Woolworths initiated its ‘fresh food people’ strategy in the late-1980s, with competitors in close pursuit. Today Coles and Woolworths rule Australia’s food retail with over 70% market share for packaged food and 45-50% for fresh food.
The cost to food
Before there were supermarkets there were milkmen, bakers, greengrocers and grocers, who delivered door-to-door. There was also the general store with counter-service. In return for cheap prices, early Australian shoppers traded in counter and delivery service, as well as customer credit. They also had to do more work – they drove to the shop, selected and fetched products, paid immediately and transported the products home.
Yet that’s not all. Symons wrote that with supermarkets’ emphasis on cheapness rather than quality, food tended to be grown, blended and manufactured down “to a price”. Fresh, seasonal produce and buying from artisanal producers was simply problematic. Supermarkets preferred sources that could guarantee regular supply, even prices and “consistent quality” – which tended to be leveling down.
“Before the self-service revolution, food was less homogenous, more textured, more highly flavoured, less sugary and somewhat more palatable,” Perth economists Briggs and Smyth concluded in 1967.
The degradation of food quality has continued. In response to the entry of Aldi, Coles and Woolworths have sought to deal directly with suppliers, and they have intensified, specialised and concentrated production. There has been lengthening of the supply chain and increased vertical integration.

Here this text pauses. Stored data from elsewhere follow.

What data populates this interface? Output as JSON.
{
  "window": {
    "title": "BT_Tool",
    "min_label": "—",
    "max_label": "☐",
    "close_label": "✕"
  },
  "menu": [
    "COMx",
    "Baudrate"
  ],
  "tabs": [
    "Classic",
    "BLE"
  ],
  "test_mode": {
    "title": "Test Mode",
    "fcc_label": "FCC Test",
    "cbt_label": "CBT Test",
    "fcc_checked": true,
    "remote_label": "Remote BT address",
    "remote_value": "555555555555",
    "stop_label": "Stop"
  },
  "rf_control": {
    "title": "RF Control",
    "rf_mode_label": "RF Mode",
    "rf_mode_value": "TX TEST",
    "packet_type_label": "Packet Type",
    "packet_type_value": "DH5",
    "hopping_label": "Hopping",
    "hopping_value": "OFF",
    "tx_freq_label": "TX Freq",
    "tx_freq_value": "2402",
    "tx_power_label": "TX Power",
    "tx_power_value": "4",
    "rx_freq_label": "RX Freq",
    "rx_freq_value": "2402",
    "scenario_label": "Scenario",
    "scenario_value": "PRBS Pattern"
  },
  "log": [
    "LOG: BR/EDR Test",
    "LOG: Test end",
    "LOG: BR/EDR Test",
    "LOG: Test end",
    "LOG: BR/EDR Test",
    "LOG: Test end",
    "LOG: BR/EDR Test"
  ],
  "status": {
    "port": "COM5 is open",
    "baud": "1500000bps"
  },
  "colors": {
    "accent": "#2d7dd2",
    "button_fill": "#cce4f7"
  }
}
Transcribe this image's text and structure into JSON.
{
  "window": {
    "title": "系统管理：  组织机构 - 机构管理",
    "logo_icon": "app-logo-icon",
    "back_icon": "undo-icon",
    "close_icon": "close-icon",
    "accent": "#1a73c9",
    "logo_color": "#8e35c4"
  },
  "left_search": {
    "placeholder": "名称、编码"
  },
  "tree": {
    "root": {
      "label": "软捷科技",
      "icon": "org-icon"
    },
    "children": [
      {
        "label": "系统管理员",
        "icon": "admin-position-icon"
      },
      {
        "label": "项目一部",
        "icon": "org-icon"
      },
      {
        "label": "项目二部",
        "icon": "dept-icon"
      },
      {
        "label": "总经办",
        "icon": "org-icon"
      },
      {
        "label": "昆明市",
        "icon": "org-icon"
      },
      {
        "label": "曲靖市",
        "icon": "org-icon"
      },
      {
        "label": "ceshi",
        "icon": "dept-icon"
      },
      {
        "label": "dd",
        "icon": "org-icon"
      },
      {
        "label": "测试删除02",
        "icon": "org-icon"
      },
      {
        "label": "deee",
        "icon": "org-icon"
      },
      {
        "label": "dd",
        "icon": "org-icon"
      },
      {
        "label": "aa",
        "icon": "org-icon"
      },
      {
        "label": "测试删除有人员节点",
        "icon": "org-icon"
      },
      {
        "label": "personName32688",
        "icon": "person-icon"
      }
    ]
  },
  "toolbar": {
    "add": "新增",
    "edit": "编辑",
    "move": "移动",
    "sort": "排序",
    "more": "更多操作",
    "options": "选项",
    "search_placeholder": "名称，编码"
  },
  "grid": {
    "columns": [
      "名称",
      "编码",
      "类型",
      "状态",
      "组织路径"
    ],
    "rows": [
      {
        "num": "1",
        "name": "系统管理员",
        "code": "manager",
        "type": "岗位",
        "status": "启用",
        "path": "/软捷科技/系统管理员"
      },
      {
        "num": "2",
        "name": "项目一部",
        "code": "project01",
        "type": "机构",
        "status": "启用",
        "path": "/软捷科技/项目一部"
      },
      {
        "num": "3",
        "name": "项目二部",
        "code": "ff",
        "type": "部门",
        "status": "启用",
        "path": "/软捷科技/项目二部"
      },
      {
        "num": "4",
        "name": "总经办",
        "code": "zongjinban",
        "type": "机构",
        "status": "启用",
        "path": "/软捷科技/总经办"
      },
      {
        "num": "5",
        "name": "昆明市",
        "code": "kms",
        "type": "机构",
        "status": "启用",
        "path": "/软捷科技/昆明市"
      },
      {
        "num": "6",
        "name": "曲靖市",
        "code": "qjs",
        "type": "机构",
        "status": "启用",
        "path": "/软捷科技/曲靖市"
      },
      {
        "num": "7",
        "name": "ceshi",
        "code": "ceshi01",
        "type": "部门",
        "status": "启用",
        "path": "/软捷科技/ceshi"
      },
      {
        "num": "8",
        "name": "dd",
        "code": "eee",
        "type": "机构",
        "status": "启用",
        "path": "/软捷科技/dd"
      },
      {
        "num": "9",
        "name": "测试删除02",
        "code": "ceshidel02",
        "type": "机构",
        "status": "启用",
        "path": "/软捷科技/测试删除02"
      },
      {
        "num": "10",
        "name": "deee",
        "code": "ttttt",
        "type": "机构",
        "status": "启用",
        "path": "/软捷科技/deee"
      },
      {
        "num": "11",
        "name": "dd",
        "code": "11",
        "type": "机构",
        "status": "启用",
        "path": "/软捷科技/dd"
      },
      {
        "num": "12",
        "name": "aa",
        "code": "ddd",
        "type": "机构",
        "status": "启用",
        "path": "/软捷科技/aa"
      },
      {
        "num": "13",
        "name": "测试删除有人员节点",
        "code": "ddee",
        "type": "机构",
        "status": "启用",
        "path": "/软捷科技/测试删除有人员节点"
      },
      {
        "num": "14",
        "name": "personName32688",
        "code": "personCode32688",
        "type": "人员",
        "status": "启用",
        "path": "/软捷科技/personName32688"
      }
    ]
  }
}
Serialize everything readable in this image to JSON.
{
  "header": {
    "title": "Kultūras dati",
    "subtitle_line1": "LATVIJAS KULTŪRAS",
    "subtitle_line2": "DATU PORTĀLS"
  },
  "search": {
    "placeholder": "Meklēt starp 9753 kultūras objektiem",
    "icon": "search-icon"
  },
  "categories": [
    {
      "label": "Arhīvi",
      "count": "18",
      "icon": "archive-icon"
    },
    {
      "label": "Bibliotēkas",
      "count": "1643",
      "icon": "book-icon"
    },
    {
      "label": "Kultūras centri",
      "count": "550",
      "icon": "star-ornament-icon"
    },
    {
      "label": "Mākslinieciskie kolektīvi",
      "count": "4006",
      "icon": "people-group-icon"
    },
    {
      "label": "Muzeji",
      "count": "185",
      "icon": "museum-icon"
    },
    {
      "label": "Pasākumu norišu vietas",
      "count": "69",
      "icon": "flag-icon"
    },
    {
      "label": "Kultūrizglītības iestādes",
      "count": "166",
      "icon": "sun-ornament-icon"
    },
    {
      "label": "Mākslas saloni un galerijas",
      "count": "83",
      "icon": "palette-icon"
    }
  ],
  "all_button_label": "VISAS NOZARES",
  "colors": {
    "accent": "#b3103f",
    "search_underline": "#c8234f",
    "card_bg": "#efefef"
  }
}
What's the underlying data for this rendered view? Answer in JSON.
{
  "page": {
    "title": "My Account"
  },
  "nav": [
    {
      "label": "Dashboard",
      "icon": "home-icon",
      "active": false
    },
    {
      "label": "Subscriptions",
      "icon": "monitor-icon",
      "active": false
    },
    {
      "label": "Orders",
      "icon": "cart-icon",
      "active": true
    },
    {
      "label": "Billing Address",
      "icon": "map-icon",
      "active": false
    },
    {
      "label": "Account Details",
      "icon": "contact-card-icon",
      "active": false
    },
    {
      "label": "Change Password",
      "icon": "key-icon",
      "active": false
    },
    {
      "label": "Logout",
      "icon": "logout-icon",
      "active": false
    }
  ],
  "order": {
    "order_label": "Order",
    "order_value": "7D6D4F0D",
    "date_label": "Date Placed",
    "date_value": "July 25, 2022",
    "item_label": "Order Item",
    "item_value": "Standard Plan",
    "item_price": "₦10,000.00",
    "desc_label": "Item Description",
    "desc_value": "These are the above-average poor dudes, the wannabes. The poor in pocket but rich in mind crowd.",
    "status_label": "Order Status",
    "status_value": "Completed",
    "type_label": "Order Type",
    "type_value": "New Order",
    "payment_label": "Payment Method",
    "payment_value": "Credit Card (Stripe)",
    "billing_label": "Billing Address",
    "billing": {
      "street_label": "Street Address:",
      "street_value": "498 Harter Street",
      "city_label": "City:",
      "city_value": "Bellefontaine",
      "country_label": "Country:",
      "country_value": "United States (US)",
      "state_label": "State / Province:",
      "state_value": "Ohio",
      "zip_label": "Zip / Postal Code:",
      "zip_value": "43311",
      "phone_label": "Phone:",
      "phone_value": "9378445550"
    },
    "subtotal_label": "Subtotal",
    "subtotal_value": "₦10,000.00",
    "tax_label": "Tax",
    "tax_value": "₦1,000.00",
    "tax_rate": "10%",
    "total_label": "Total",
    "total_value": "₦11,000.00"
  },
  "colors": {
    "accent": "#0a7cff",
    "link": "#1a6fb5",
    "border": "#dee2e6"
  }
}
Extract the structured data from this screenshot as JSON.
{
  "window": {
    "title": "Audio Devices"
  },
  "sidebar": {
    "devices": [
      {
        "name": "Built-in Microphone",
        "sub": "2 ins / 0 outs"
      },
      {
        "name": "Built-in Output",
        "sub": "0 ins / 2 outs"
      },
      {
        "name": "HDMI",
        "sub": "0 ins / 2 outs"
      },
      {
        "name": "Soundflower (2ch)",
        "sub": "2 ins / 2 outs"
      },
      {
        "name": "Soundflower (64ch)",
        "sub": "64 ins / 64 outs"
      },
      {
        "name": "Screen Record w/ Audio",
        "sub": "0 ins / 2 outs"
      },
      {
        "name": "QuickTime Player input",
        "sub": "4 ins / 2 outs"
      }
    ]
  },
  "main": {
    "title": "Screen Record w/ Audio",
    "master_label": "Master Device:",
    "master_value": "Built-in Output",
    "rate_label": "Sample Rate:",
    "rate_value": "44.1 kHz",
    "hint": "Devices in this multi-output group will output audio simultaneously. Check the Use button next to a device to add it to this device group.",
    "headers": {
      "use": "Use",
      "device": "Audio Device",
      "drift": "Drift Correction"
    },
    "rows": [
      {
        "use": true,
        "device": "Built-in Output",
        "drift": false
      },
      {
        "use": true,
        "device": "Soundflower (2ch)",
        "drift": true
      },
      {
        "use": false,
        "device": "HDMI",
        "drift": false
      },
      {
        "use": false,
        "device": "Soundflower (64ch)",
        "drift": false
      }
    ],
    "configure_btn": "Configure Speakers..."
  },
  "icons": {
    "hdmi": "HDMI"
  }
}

With a single-minded focus on low prices, the supermarkets have put increasing price pressure on their suppliers to provide goods at a lower cost.
Now there’s fewer choices of even poorer quality food.
According to Knox, the endgame is fewer farmers, fewer retailers and more imports.
“Coles and Woolworths will reach a point where they can’t cut the fat any further,” he warned. “So if they want an increase in profit, they will increase the prices that customers pay.”
The consumer will be the loser; they will be eating food of poorer quality, and with no alternative, they will be forced to pay higher prices for the privilege.
To combat supermarket power, Knox favours the Harper Review recommended ‘effects test’ and the grocery code of conduct to be made mandatory.
He questions the effectiveness of consumer boycotts – how much does it need to be effective? Further, supermarkets aren’t given a notice of motivation, so they will attempt even harder to combat falling sales, he reasons.
Nevertheless for those of us who value our health, food quality, food security, fairness to farmers, animal welfare, local economies et al., patroning an alternative food supply is vital. According to David McKinna, markets have a 7% share of fresh food and it’s growing; a national survey found 14% of people bought vegetables at farmers’ markets; and 50% of households grow some of their food. The demand for local food is phenomenal.
Moreover, Coles and Woolworths are painfully aware of our displeasure with $1 per litre milk; social media is a megaphone planted firmly in their ears.
I agree with Knox that subsequent governments have been sitting on their hands all the while. But I believe they should not only be tackling supermarket power, but also encouraging small and medium farmers with funding, local and regional marketing platforms, infrastructure and programs.
And the supermarket food shopper? Stop sleepwalking! Some don’t have a choice, but for those that do, magnificent local food awaits you!